Congratulations

09.06.2022

Master's Defensio Laura Koch

Advisor: Harald Ahnelt

Congratulations to Laura Koch for successfully defending her Master's Degree on "Get small if it gets uncomfortable. Character shift and phenotypic plasticity of Ninnigobius canestrinii Ninni, 1883) introduced in a shallow freshwater lake." on June 9th 2022!

Abstract

Ninnigobius canestrinii (formerly Pomatoschistus canestrinii) is an epibenthic, euryhaline sand goby inhabiting brackish and freshwater habitats along the Adriatic coast. Past morphological studies revealed that sand gobies which face the same environmental conditions like a similar habitat and life history combined with a low dispersal rate tend to exhibit the same morphological features: a reduction of head canals, squamation and body size.

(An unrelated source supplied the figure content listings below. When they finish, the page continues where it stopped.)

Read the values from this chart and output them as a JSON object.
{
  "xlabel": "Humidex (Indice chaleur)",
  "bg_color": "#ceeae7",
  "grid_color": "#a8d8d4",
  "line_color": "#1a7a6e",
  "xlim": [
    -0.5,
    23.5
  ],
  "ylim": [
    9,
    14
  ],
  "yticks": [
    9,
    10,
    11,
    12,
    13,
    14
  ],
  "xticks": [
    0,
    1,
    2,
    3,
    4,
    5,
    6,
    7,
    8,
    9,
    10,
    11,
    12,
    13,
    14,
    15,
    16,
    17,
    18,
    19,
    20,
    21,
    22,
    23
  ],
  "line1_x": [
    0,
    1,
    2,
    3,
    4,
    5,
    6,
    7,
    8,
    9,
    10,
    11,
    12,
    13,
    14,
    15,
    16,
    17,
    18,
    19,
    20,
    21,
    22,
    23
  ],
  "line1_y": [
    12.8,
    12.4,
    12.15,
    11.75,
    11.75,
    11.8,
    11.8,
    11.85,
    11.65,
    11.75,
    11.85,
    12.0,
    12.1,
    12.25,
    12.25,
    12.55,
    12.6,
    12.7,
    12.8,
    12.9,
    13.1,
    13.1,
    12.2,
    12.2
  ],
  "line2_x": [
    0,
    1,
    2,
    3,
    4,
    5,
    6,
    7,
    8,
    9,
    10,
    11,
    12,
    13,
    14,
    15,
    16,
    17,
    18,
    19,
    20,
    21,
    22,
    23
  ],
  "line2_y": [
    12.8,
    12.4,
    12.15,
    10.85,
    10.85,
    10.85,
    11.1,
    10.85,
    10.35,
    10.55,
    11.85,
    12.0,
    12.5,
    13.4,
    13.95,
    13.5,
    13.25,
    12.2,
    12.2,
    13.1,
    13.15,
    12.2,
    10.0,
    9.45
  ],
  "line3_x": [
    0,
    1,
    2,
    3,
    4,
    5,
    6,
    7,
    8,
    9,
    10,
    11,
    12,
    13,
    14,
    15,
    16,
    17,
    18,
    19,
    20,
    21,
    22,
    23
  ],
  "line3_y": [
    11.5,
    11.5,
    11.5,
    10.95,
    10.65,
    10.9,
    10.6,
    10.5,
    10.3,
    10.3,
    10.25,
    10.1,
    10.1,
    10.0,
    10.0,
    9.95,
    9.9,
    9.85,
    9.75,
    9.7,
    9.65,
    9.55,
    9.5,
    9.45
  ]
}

In this study, a natural population from river Jadro (Croatia) was compared to a recently introduced population of lake Trasimeno (Italy) regarding these three morphological traits. This offered the opportunity to assess (1) the phenotypic diversity between natural and introduced populations and (2) how the squamation and the head lateral line canal system of this benthic species responds to a shift along a hydrodynamic gradient (lake vs. stream). Because both traits are key taxonomic tools, the introduction offered also the opportunity to assess (3) the strength of these two morphological traits as taxonomic tools. Specimens from the introduced population showed a smaller body size, a higher variability and more reductions in head canal and squamation types than the natural population of river Jadro. The reason seems to be adaptation to a new habitat and consequently to different environmental and hydrodynamic conditions. Since recent phylogenetic studies revealed cryptic diversity in Adriatic sand gobies, these morphological results could perhaps be used for future species identification.